Por Bell Hooks
A diferença de classe e a maneira como ela divide as mulheres era uma questão sobre a qual as mulheres no movimento feminista falavam muito antes da raça. Nos círculos majoritariamente brancos de um movimento de libertação das mulheres recém-formado, a separação mais gritante entre as mulheres era a de classe. As mulheres brancas da classe trabalhadora reconheciam que as hierarquias de classe estavam presentes no movimento. Surgiu um conflito entre a visão reformista da libertação das mulheres, que basicamente exigia direitos iguais para as mulheres dentro da estrutura de classes existente, e modelos mais radicais e/ou revolucionários, que exigiam uma mudança fundamental na estrutura existente para que modelos de mutualidade e igualdade pudessem substituir os antigos paradigmas. No entanto, à medida que o movimento feminista progredia e grupos privilegiados de mulheres brancas bem-educadas começaram a alcançar acesso igual ao poder de classe com seus colegas homens, nasceu a luta de classes feminista.
Desde o início do movimento, mulheres de classes privilegiadas conseguiram fazer de suas preocupações “a” questão que deveria ser focada, em parte porque eram o grupo de mulheres que recebia atenção pública. Elas atraíam a mídia de massa. As questões mais relevantes para as mulheres trabalhadoras nunca foram destacadas pela grande mídia. “A Mística Feminista”, de Betty Friedan, identificou “o problema sem nome” como a insatisfação que as mulheres sentiam por serem confinadas e subordinadas em casa como donas de casa. Embora essa questão fosse apresentada como uma crise para as mulheres, na verdade era apenas uma crise para um pequeno grupo de mulheres brancas com alto nível de escolaridade. Enquanto elas reclamavam dos perigos do confinamento em casa, a enorme maioria das mulheres no país estava na força de trabalho. E muitas dessas mulheres trabalhadoras, que trabalhavam longas horas por baixos salários, enquanto ainda realizavam todo o trabalho doméstico, teriam visto o direito de ficar em casa como “liberdade”.
Não foi a discriminação de gênero ou a opressão sexista que impediu mulheres privilegiadas de todas as raças de trabalhar fora de casa; foi o fato de que os empregos que estariam disponíveis para elas seriam os mesmos, de baixa remuneração e não qualificados, abertos a todas as mulheres trabalhadoras. Grupos de elite de mulheres com alto nível de escolaridade ficavam em casa em vez de fazer o tipo de trabalho que um grande número de mulheres de classe média baixa e trabalhadora realizava. Ocasionalmente, algumas dessas mulheres desafiavam as convenções e trabalhavam fora de casa, realizando tarefas muito abaixo de suas habilidades educacionais e enfrentando resistência de maridos e familiares. Foi essa resistência que transformou a questão do trabalho fora de casa em uma questão de discriminação de gênero e fez da oposição ao patriarcado e da busca por direitos iguais aos homens de sua classe a plataforma política que escolheu o feminismo em vez da luta de classes.

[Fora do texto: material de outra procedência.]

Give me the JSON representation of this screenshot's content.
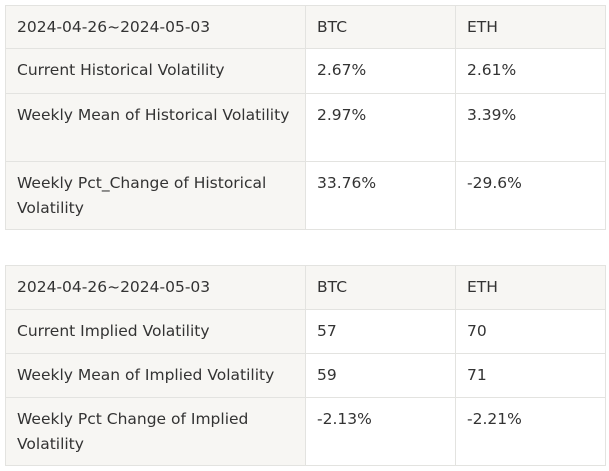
{
  "tables": [
    {
      "header": [
        "2024-04-26~2024-05-03",
        "BTC",
        "ETH"
      ],
      "rows": [
        [
          "Current Historical Volatility",
          "2.67%",
          "2.61%"
        ],
        [
          "Weekly Mean of Historical Volatility",
          "2.97%",
          "3.39%"
        ],
        [
          "Weekly Pct_Change of Historical Volatility",
          "33.76%",
          "-29.6%"
        ]
      ]
    },
    {
      "header": [
        "2024-04-26~2024-05-03",
        "BTC",
        "ETH"
      ],
      "rows": [
        [
          "Current Implied Volatility",
          "57",
          "70"
        ],
        [
          "Weekly Mean of Implied Volatility",
          "59",
          "71"
        ],
        [
          "Weekly Pct Change of Implied Volatility",
          "-2.13%",
          "-2.21%"
        ]
      ]
    }
  ]
}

Desde o início, as mulheres brancas reformistas com privilégios de classe estavam bem cientes de que o poder e a liberdade que buscavam era a liberdade que percebiam que os homens de sua classe desfrutavam. Sua resistência à dominação masculina patriarcal no lar lhes proporcionou uma conexão que podiam usar para se unir, independentemente da classe, a outras mulheres que estavam cansadas da dominação masculina. Mas apenas mulheres privilegiadas tinham o luxo de imaginar que trabalhar fora de casa lhes proporcionaria uma renda que lhes permitiria ser economicamente autossuficientes. As mulheres da classe trabalhadora já sabiam que os salários que recebiam não as libertariam.
Os esforços reformistas de grupos privilegiados de mulheres para mudar a força de trabalho, de modo que as trabalhadoras recebessem mais e enfrentassem menos discriminação e assédio de gênero no trabalho, tiveram um impacto positivo na vida de todas as mulheres. E esses ganhos são importantes. No entanto, o fato de mulheres privilegiadas terem conquistado poder de classe, enquanto massas de mulheres ainda não recebem igualdade salarial com os homens, é um indício de como os interesses de classe se sobrepuseram aos esforços feministas para mudar a força de trabalho, de modo que as mulheres recebessem remuneração igual por trabalho igual.
Pensadoras feministas lésbicas estiveram entre as primeiras ativistas a levantar a questão de classe no movimento feminista, expressando seus pontos de vista em uma linguagem acessível. Elas eram um grupo de mulheres que não imaginavam que poderiam depender do sustento dos maridos. E muitas vezes estavam muito mais conscientes do que suas contrapartes heterossexuais das dificuldades que todas as mulheres enfrentariam no mercado de trabalho. No início da década de 1970, antologias como “Class and Feminism”, editada por Charlotte Bunch e Nancy Myron, publicaram trabalhos escritos por mulheres de diversas origens que confrontavam a questão nos círculos feministas. Cada ensaio enfatizava o fato de que classe não era simplesmente uma questão de dinheiro. Em “The Last Straw”, Rita Mae Brown (que não era uma escritora famosa na época) afirmou claramente:
Classe é muito mais do que a definição de Marx de relação com os meios de produção. Classe envolve seu comportamento, seus pressupostos básicos, como você é ensinado a se comportar, o que você espera de si mesmo e dos outros, seu conceito de futuro, como você entende os problemas e os resolve, como você pensa, sente e age.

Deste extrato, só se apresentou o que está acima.